И вдруг — снова королева бала, теперь новогоднего, в их задрипанной общаге, старательно украшенной к Новому году, чтобы хоть как-то напоминать бал в доме Ростовых. И снова — черное платье, роскошь плеч, маняще прикрытых газом, золото волос, украшенное диадемой. Она смеялась, открыто веселилась, казалась доступной, но все как дураки стеснялись этой пышной красоты, робели. А он не оробел. Завели очередную пластинку — «Лили Марлен» в исполнении Ольги Чеховой на русском языке. Сейчас или никогда! Она не Лика и не Ника, она — Лили Марлен. В своей манере бури и натиска он с ходу пошел в наступление.

— Ты не человек, ты существо высшего порядка, я никогда не думал, что бывают такие богини! — страстно, но твердо, железно, заговорил он, увлекая красавицу в танце, не обращая внимания, что она выше его ростом, еле сдерживаясь, чтобы не упасть мордой в пышность ее бюста, как пьяный в салат. — Такие сразу рождаются восемнадцатилетними и навсегда восемнадцатилетними остаются.

— Мне действительно восемнадцать! — смеялась она, сливочным мороженым тая от его слов. Голос никак не соответствовал внешности, в нем пробивалось что-то вульгарное и выныривало подленькое словечко «кокотка». А, наплевать, зато какое тело, лицо, волосы! — Только едва ли я останусь восемнадцатилетней, мне скоро, в феврале, девятнадцать стукнет.

— Не стукнет! Я не позволю! — уверенно обещал он.

Марта Валерьевна стояла перед афишей «Разрывной пули» словно впервые видела ее. Она еще не знала плана дальнейших действий, но знала, что он где-то хранится и будет ей в скором времени предоставлен, знала одно: потомка богов, нашкодившего своей внезапной кончиной накануне их золотой свадьбы, необходимо вернуть, заставить жить, присутствовать на важнейшем событии, ведь сколько знаменитостей обещало завтра приехать к ним на дачу, известную во всем мире, построенную стараниями Марты Валерьевны, можно сказать, титаническими.

Великолепная дача в получасе езды от МКАДа и неподалеку от знаменитой дачи Александрова и Орловой. С обилием комнат и террас, с итальянскими колоннадами, беседками, ротондой для приготовления шашлыка и барбекю, с огромным количеством разнообразной роскошной мебели, с сауной и бассейном, с собственным прудом и пляжиком золотого песка, с настоящей бильярдной. И множеством еще разнообразных «с». Была еще задумка сделать кегельбан, но она так и не превратилась в замысел.

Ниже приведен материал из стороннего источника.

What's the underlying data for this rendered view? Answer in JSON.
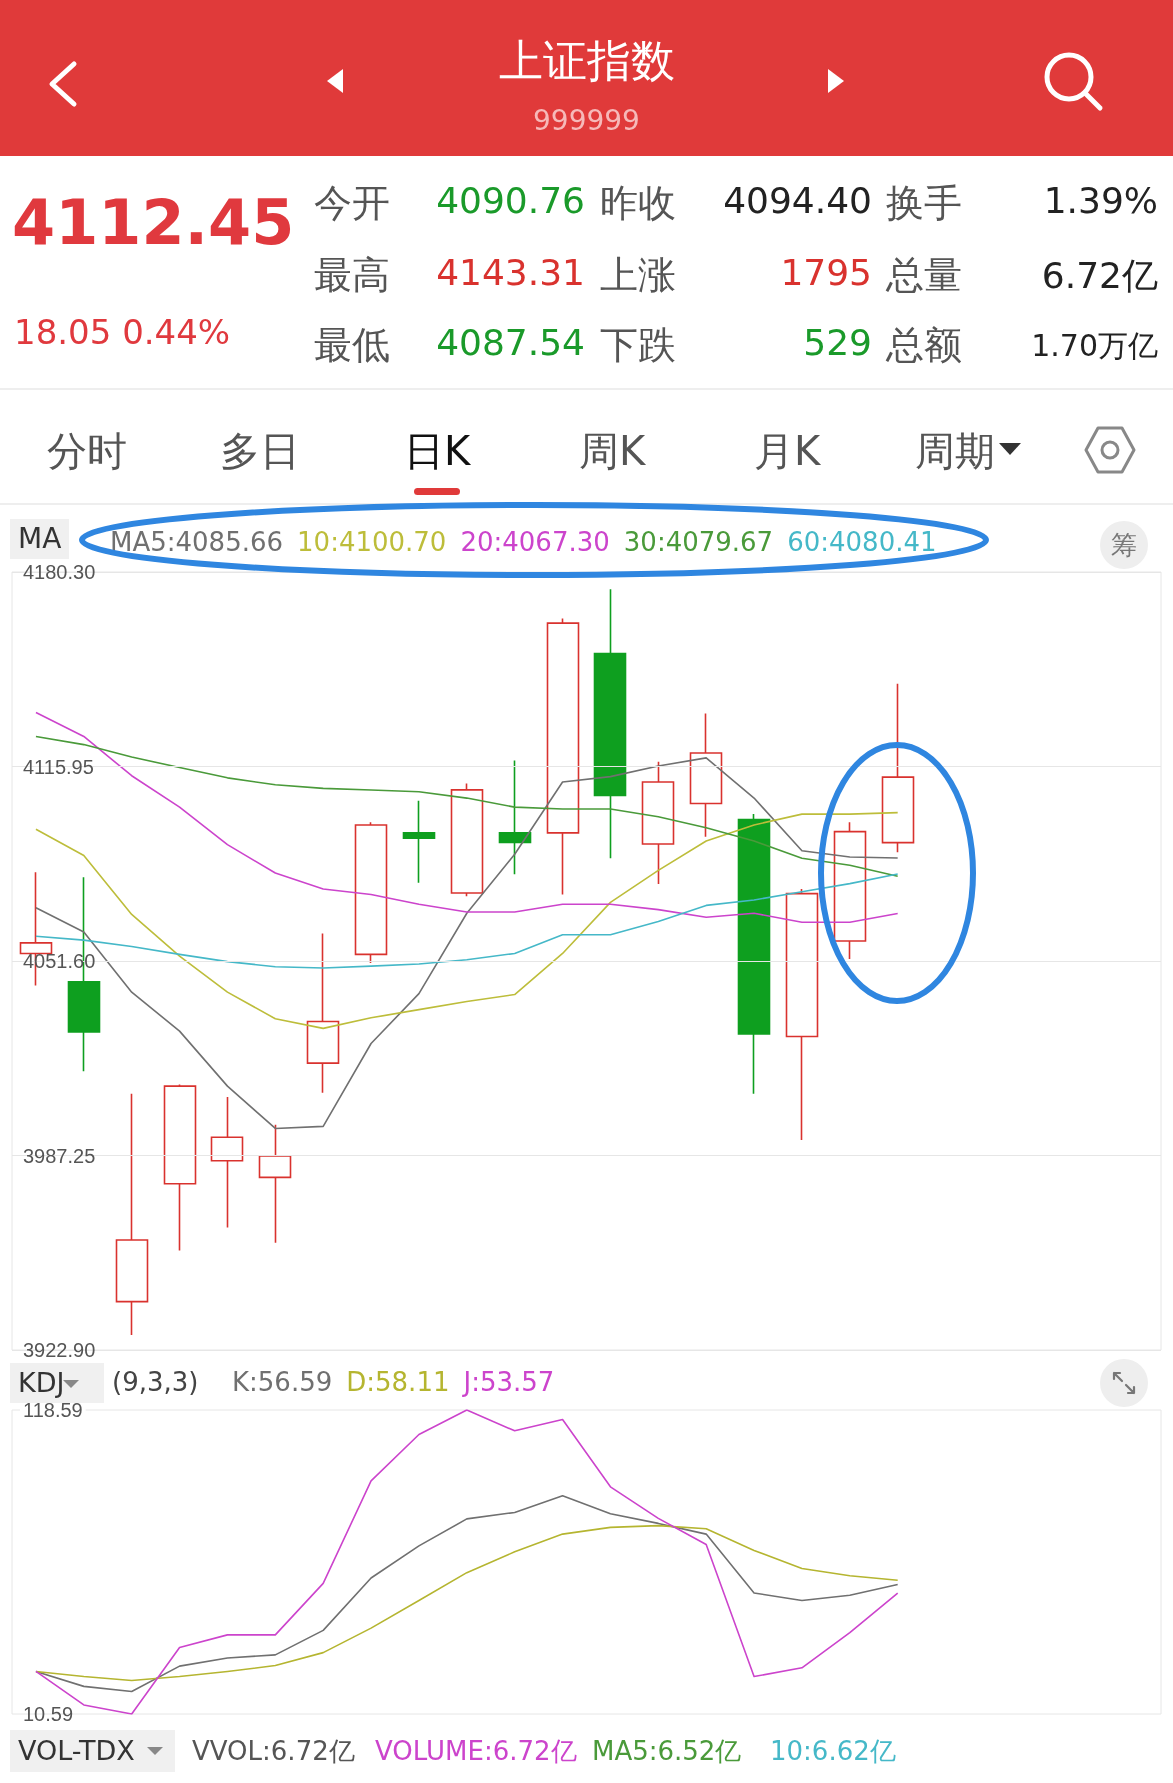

Тридцать лет назад дача Эолова арфа считалась одной из самых роскошных в Подмосковье, даже лучше, чем у Орловой и Александрова. Но девяностые потихоньку, а потом и стремительно стали уменьшать и уменьшать статус имения Незримовых, в округе росли дворцы нуворишей, значительно роскошнее, а в новом тысячелетии там и сям появились такие, что и Версаль, по новому противному выражению, нервно курит в коридорчике.

Но в большинстве случаев новые архитектурные сооружения брали только богатством, но не изяществом, а Эолова арфа оставалась изысканной дачей. Изумрудные лужайки окружали двухэтажный дворец, по ним бегали три любимца леонбергера — Люмьер, Мельес и Гриффит, бывшие когда-то чудесными медвежастыми щенками, доверчивыми и пугливыми.